Presión arterial alta: las bebidas que conviene evitar para cuidarse
Mantener la presión arterial bajo control es clave para prevenir complicaciones cardiovasculares. Además de la actividad física y una dieta equilibrada, los especialistas advirtieron que el tipo de bebidas que se consumen influye de manera directa en los valores de presión, especialmente en personas diagnosticadas con hipertensión.

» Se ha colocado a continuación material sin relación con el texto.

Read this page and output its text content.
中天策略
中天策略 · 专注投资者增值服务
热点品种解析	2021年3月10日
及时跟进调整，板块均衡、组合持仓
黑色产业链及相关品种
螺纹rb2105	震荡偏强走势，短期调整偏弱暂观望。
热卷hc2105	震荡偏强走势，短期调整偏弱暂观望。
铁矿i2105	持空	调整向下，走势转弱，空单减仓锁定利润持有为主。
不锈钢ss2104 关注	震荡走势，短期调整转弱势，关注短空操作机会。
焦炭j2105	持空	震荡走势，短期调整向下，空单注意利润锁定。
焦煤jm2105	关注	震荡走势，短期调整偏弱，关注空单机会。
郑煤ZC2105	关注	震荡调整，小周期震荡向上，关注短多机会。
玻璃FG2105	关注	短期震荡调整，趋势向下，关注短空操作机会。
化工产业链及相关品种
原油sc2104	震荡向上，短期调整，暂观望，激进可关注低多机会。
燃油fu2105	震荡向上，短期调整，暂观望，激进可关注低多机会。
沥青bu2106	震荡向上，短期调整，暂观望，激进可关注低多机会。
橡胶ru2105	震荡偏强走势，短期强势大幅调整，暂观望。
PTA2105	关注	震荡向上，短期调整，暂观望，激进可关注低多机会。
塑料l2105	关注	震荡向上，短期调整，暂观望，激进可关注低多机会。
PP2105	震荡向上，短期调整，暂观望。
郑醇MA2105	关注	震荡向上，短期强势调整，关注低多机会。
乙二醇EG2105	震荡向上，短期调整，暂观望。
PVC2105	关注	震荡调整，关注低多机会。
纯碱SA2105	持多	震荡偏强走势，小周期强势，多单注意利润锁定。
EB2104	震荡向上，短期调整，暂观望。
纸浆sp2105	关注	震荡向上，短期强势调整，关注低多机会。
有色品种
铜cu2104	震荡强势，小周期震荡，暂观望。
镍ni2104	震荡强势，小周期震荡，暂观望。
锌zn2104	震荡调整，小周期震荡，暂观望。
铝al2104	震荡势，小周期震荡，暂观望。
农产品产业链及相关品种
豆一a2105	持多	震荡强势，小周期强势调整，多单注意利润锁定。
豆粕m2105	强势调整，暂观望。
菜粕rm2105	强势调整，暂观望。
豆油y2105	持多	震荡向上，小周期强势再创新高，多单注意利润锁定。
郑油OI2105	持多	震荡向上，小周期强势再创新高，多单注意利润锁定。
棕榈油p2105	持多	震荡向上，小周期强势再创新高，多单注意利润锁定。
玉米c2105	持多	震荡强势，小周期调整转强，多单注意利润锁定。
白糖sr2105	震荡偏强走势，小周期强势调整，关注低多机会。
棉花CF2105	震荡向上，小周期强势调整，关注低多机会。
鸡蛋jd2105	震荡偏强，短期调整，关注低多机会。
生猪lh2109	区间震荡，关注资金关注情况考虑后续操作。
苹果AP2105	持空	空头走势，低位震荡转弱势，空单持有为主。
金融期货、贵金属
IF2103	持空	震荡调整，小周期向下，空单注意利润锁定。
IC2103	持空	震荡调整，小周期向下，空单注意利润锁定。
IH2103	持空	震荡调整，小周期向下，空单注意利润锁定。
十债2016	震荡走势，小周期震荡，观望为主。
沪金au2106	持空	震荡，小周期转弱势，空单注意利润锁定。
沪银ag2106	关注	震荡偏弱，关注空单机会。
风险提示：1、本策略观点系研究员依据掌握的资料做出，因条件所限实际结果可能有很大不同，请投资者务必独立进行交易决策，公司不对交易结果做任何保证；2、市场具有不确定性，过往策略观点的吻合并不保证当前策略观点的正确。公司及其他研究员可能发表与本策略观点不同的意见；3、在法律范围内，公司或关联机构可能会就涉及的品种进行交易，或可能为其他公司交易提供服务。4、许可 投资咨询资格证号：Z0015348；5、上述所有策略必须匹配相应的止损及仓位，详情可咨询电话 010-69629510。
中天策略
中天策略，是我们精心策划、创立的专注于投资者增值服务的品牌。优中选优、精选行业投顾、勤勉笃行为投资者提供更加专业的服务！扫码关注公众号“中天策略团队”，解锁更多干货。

Entre las principales bebidas a evitar aparece el alcohol, ya que su consumo frecuente o excesivo puede elevar la presión, favorecer el aumento de peso y generar deshidratación. Si bien puede provocar una baja transitoria, luego produce un efecto rebote que incrementa los valores, incluso por encima de lo habitual.
La cafeína también merece atención. Aunque su impacto suele ser temporal, puede generar picos de presión en algunas personas. Café, té, bebidas energéticas y refrescos tipo cola deben consumirse con moderación y, en lo posible, bajo recomendación médica.
Por último, las bebidas azucaradas representan un riesgo adicional. Refrescos, jugos industrializados y tés embotellados aportan calorías vacías, favorecen el aumento de peso y pueden elevar la presión sistólica. Reemplazarlas por agua, infusiones sin azúcar o jugos naturales en pequeñas cantidades ayuda a proteger la salud cardiovascular.